|
From: Kouhei S. <ko...@cl...> - 2016-09-08 07:40:22
|
Hi, In <201...@we...> "[groonga-talk:333] Spanish tokens" on Wed, 07 Sep 2016 09:47:45 -0300, Gustavo Courault <gco...@un...> wrote: > So, I just install pgroonga and make some searchs. > I note that groonga dont have spanish tokens. For example, "cómico" > obtain a different result than "comico" and the expected behavior is > obtain the sum of them: "cómico" and "comico". > That is, the search should ignore the letter "o" with a tilde. > Perhaps I dont understand how install or write the apropiate tokens. Groonga normalizes the index target text. The default normalization is based on Unicode 5.1. We have a plan to update based Unicode version. If we update based Unicode version, your case will be soled.
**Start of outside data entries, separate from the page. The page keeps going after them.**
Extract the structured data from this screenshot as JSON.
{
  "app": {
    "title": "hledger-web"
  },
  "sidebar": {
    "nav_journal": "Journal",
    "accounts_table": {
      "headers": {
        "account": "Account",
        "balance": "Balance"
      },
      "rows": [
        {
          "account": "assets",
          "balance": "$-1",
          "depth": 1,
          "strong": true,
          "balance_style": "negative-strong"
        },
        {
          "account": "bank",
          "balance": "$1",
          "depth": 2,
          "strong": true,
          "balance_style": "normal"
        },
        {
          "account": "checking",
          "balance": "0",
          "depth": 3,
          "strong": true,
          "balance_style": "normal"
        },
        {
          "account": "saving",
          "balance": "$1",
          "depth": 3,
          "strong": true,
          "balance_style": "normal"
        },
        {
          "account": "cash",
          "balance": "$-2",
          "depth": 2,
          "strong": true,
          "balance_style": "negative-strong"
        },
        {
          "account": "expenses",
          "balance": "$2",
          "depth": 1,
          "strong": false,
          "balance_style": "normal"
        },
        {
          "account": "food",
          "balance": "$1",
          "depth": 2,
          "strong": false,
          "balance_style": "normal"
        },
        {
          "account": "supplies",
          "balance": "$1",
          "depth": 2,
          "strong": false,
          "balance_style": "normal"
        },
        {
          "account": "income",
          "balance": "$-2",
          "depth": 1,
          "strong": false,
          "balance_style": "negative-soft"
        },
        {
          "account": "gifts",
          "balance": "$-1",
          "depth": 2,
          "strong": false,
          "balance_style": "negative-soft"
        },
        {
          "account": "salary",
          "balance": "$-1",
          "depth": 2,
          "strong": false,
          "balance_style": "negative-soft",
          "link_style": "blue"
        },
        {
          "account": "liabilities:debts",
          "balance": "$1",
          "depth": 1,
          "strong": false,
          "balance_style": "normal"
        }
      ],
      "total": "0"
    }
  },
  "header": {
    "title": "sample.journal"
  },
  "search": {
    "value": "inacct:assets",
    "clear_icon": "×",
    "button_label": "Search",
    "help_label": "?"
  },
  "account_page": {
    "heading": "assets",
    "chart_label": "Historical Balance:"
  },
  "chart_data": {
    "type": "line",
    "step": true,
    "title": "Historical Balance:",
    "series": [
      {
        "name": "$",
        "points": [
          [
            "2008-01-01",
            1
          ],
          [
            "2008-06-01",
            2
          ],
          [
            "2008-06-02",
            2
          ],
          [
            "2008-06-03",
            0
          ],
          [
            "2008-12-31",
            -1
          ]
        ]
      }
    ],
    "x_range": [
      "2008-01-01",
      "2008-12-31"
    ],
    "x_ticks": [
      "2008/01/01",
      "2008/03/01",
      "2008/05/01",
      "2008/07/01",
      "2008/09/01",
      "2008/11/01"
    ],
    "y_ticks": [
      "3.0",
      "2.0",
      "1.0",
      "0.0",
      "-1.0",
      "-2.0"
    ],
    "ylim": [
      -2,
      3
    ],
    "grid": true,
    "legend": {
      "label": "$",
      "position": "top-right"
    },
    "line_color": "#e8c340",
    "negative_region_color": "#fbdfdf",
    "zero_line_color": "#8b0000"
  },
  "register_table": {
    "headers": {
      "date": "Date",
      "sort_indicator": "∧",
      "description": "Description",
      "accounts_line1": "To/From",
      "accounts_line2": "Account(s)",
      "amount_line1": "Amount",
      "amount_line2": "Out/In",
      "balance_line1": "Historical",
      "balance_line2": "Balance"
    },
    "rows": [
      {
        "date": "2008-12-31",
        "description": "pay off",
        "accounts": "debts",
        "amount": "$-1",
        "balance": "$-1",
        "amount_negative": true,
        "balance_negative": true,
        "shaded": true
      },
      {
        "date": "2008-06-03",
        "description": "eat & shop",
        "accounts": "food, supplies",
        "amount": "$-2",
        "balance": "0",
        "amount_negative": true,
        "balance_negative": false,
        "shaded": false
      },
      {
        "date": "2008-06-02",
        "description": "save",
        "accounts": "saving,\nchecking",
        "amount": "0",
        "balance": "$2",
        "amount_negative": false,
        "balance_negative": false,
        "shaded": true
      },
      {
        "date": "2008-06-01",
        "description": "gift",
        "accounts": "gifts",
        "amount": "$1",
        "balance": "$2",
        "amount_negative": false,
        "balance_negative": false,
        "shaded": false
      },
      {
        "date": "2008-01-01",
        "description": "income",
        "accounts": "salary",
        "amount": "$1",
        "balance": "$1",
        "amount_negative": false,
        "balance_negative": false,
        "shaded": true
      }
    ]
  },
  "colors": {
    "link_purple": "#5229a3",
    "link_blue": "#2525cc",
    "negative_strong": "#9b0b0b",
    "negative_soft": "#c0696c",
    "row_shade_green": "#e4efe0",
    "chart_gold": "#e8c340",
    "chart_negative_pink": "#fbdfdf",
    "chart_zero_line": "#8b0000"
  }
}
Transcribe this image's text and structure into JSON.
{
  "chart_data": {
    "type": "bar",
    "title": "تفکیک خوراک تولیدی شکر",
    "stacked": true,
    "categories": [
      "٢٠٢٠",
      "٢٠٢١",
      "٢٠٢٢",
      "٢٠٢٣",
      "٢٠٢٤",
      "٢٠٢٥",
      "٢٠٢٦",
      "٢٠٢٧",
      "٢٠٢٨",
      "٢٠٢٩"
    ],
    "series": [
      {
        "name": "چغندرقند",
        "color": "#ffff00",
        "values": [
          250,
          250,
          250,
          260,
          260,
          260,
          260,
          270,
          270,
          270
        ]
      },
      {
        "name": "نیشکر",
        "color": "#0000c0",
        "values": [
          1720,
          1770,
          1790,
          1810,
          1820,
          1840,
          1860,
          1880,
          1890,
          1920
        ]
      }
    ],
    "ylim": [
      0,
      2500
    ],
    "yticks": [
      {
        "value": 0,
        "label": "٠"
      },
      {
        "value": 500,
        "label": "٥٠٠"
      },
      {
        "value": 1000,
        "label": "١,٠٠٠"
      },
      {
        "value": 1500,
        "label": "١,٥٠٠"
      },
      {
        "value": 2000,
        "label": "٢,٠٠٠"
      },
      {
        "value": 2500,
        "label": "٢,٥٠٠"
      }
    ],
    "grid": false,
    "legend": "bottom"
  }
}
Until the update, there is a workaround. groonga-normalizer-mysql package provides NormalizerMySQLUnicode520CI normalizer: https://github.com/groonga/groonga-normalizer-mysql The normalizer ignores a tilde in "ó". It means that "cómico" equals to "comico". You can install groonga-normalizer-mysql by the following instruction: https://github.com/groonga/groonga-normalizer-mysql#install You can use the normalizer by the following SQL: CREATE TABLE memos ( id integer, content text ); CREATE INDEX pgroonga_content_index ON memos USING pgroonga (content) WITH (tokenizer='NormalizerMySQLUnicode520CI'); The line is the important line: WITH (tokenizer='NormalizerMySQLUnicode520CI') See also: http://pgroonga.github.io/reference/create-index-using-pgroonga.html#custom-tokenizer Thanks, -- kou |